O boneco Pinóquio de del Toro aproxima-se da criatura imaginada pelo italiano: modos bruscos, ingrato, indisciplinado, incapaz de praticar a delicadeza. Seu aprendizado do mundo real é marcado pelo trágico, mas o comportamento e o aspecto grotesco repelem toda simpatia. Certamente, essa versão agradaria mais ao escritor argentino-canadense Alberto Manguel, que deplora as modificações introduzidas pelo universo Disney no livro de Collodi. Em um dos textos que compõem a coletânea “Notas Para uma Definição do Leitor Ideal” (Sesc SP, 168 páginas, tradução de Rubia Goldoni e Sergio Molina), Manguel discute a fábula do boneco de madeira de forma bastante original, ao lado de um interessante conjunto de textos sobre leitores e leituras.
Descrença na palavra e apelo à emoção
Num elogio aos dicionários, Manguel aborda a “lei do bom vizinho”, segundo a qual, ao buscarmos um verbete, vamos estabelecendo percursos inusitados pelas palavras vizinhas, por páginas próximas. Pensando sobre “A República”, de Platão, o autor argentino conclui que o grande mérito dessa obra máxima da filosofia grega é justamente não oferecer soluções prontas para as questões que aborda, fazendo brotar dúvidas essenciais e transformando todo leitor num interlocutor. Ao defender o engajamento nas grandes causas do nosso tempo, Manguel afirma ser o século XXI a era da “descrença na palavra”, tendo em vista a predominância de um discurso baseado no apelo barato à emoção, na incoerência, em descrédito ao texto elaborado, maduro, características responsáveis pelo florescimento de fake news e mentiras públicas. Nesse sentido, necessário, segundo o autor, tornarmo-nos testemunhas críticas da realidade, fazendo a “opção inarredável entre falar ou calar”.

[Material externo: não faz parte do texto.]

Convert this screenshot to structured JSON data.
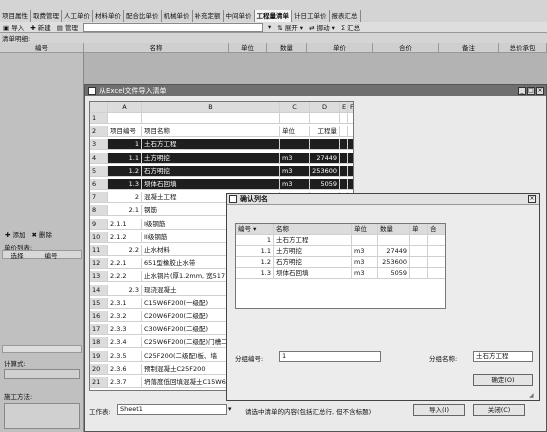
{
  "tabs": [
    "项目属性",
    "取费管理",
    "人工单价",
    "材料单价",
    "配合比单价",
    "机械单价",
    "补充定额",
    "中间单价",
    "工程量清单",
    "计日工单价",
    "报表汇总"
  ],
  "active_tab_index": 8,
  "toolbar": {
    "import": "导入",
    "new": "新建",
    "manage": "管理",
    "expand": "展开",
    "move": "挪动",
    "summary": "汇总"
  },
  "bill_label": "清单明细:",
  "main_header": {
    "code": "编号",
    "name": "名称",
    "unit": "单位",
    "qty": "数量",
    "price": "单价",
    "total": "合价",
    "remark": "备注",
    "package": "总价承包"
  },
  "left_panel": {
    "add": "添加",
    "delete": "删除",
    "unit_price_label": "单价列表:",
    "col_select": "选择",
    "col_code": "编号",
    "formula_label": "计算式:",
    "method_label": "施工方法:"
  },
  "excel_window": {
    "title": "从Excel文件导入清单",
    "sheet_label": "工作表:",
    "sheet_value": "Sheet1",
    "hint": "请选中清单的内容(包括汇总行, 但不含标题)",
    "import_button": "导入(I)",
    "close_button": "关闭(C)",
    "col_headers": [
      "A",
      "B",
      "C",
      "D",
      "E",
      "F"
    ],
    "rows": [
      {
        "n": "1",
        "a": "",
        "b": "",
        "c": "",
        "d": "",
        "sel": false
      },
      {
        "n": "2",
        "a": "项目编号",
        "b": "项目名称",
        "c": "单位",
        "d": "工程量",
        "sel": false
      },
      {
        "n": "3",
        "a": "1",
        "b": "土石方工程",
        "c": "",
        "d": "",
        "sel": true
      },
      {
        "n": "4",
        "a": "1.1",
        "b": "土方明挖",
        "c": "m3",
        "d": "27449",
        "sel": true
      },
      {
        "n": "5",
        "a": "1.2",
        "b": "石方明挖",
        "c": "m3",
        "d": "253600",
        "sel": true
      },
      {
        "n": "6",
        "a": "1.3",
        "b": "坝体石回填",
        "c": "m3",
        "d": "5059",
        "sel": true
      },
      {
        "n": "7",
        "a": "2",
        "b": "混凝土工程",
        "c": "",
        "d": "",
        "sel": false
      },
      {
        "n": "8",
        "a": "2.1",
        "b": "钢筋",
        "c": "",
        "d": "",
        "sel": false
      },
      {
        "n": "9",
        "a": "2.1.1",
        "b": "I级钢筋",
        "c": "",
        "d": "",
        "sel": false
      },
      {
        "n": "10",
        "a": "2.1.2",
        "b": "II级钢筋",
        "c": "",
        "d": "",
        "sel": false
      },
      {
        "n": "11",
        "a": "2.2",
        "b": "止水材料",
        "c": "",
        "d": "",
        "sel": false
      },
      {
        "n": "12",
        "a": "2.2.1",
        "b": "651型橡胶止水带",
        "c": "",
        "d": "",
        "sel": false
      },
      {
        "n": "13",
        "a": "2.2.2",
        "b": "止水铜片(厚1.2mm, 宽517",
        "c": "",
        "d": "",
        "sel": false
      },
      {
        "n": "14",
        "a": "2.3",
        "b": "现浇混凝土",
        "c": "",
        "d": "",
        "sel": false
      },
      {
        "n": "15",
        "a": "2.3.1",
        "b": "C15W6F200(一级配)",
        "c": "",
        "d": "",
        "sel": false
      },
      {
        "n": "16",
        "a": "2.3.2",
        "b": "C20W6F200(二级配)",
        "c": "",
        "d": "",
        "sel": false
      },
      {
        "n": "17",
        "a": "2.3.3",
        "b": "C30W6F200(二级配)",
        "c": "",
        "d": "",
        "sel": false
      },
      {
        "n": "18",
        "a": "2.3.4",
        "b": "C25W6F200(二级配)门槽二",
        "c": "",
        "d": "",
        "sel": false
      },
      {
        "n": "19",
        "a": "2.3.5",
        "b": "C25F200(二级配)板、墙",
        "c": "",
        "d": "",
        "sel": false
      },
      {
        "n": "20",
        "a": "2.3.6",
        "b": "预制混凝土C25F200",
        "c": "",
        "d": "",
        "sel": false
      },
      {
        "n": "21",
        "a": "2.3.7",
        "b": "坍落度低回填混凝土C15W6",
        "c": "",
        "d": "",
        "sel": false
      }
    ]
  },
  "confirm_dialog": {
    "title": "确认列名",
    "headers": [
      "编号",
      "名称",
      "单位",
      "数量",
      "单",
      "合"
    ],
    "rows": [
      {
        "code": "1",
        "name": "土石方工程",
        "unit": "",
        "qty": ""
      },
      {
        "code": "1.1",
        "name": "土方明挖",
        "unit": "m3",
        "qty": "27449"
      },
      {
        "code": "1.2",
        "name": "石方明挖",
        "unit": "m3",
        "qty": "253600"
      },
      {
        "code": "1.3",
        "name": "坝体石回填",
        "unit": "m3",
        "qty": "5059"
      }
    ],
    "group_code_label": "分组编号:",
    "group_code_value": "1",
    "group_name_label": "分组名称:",
    "group_name_value": "土石方工程",
    "ok_button": "确定(O)"
  }
}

As capas, a censura, a originalidade são alguns dos assuntos abordados por Manguel em outros textos do livro, mas convém voltar a falar de Pinóquio.
Em “Como Pinóquio aprendeu a ler”, a fábula de Collodi aparece como uma discussão sobre a aprendizagem. Para se tornar parte da sociedade, Pinóquio precisa frequentar a escola e aprender a ler. Manguel aponta três instâncias do aprendizado das letras: o domínio do código de escrita, o aprendizado da sintaxe e por fim, a mais difícil, perigosa e poderosa, o conhecimento de como esse código permite dar forma às ideias, recriar experiências, transformar o mundo. Considera que essa terceira etapa é justamente aquela que Pinóquio não será capaz cumprir, já que os “mestres” que encontra pelo caminho, como o Grilo Falante e a Fada Azul, não são capazes de ensiná-lo a refletir sobre sua própria condição e de mostrar o significado de se tornar um “menino de verdade”, apontando apenas algumas regras a seguir.
Para Manguel, a finalidade — e o paradoxo — de todo sistema de ensino é formar cidadãos conhecedores das regras da sociedade, mas que sejam também capazes de questioná-las. A escola de Pinóquio apresenta-se como mera “iniciação ao mundo dos adultos, com suas convenções e exigências burocráticas”, ao invés de “campo de treino para a criança melhorar e se expandir”. O argentino, enfim, afirma que “educar é um processo lento e difícil, dois adjetivos que em nossa época deixaram de ser elogiosos e passaram a denotar falhas”. Por isso, tão complicado ensinar as virtudes do esforço da leitura.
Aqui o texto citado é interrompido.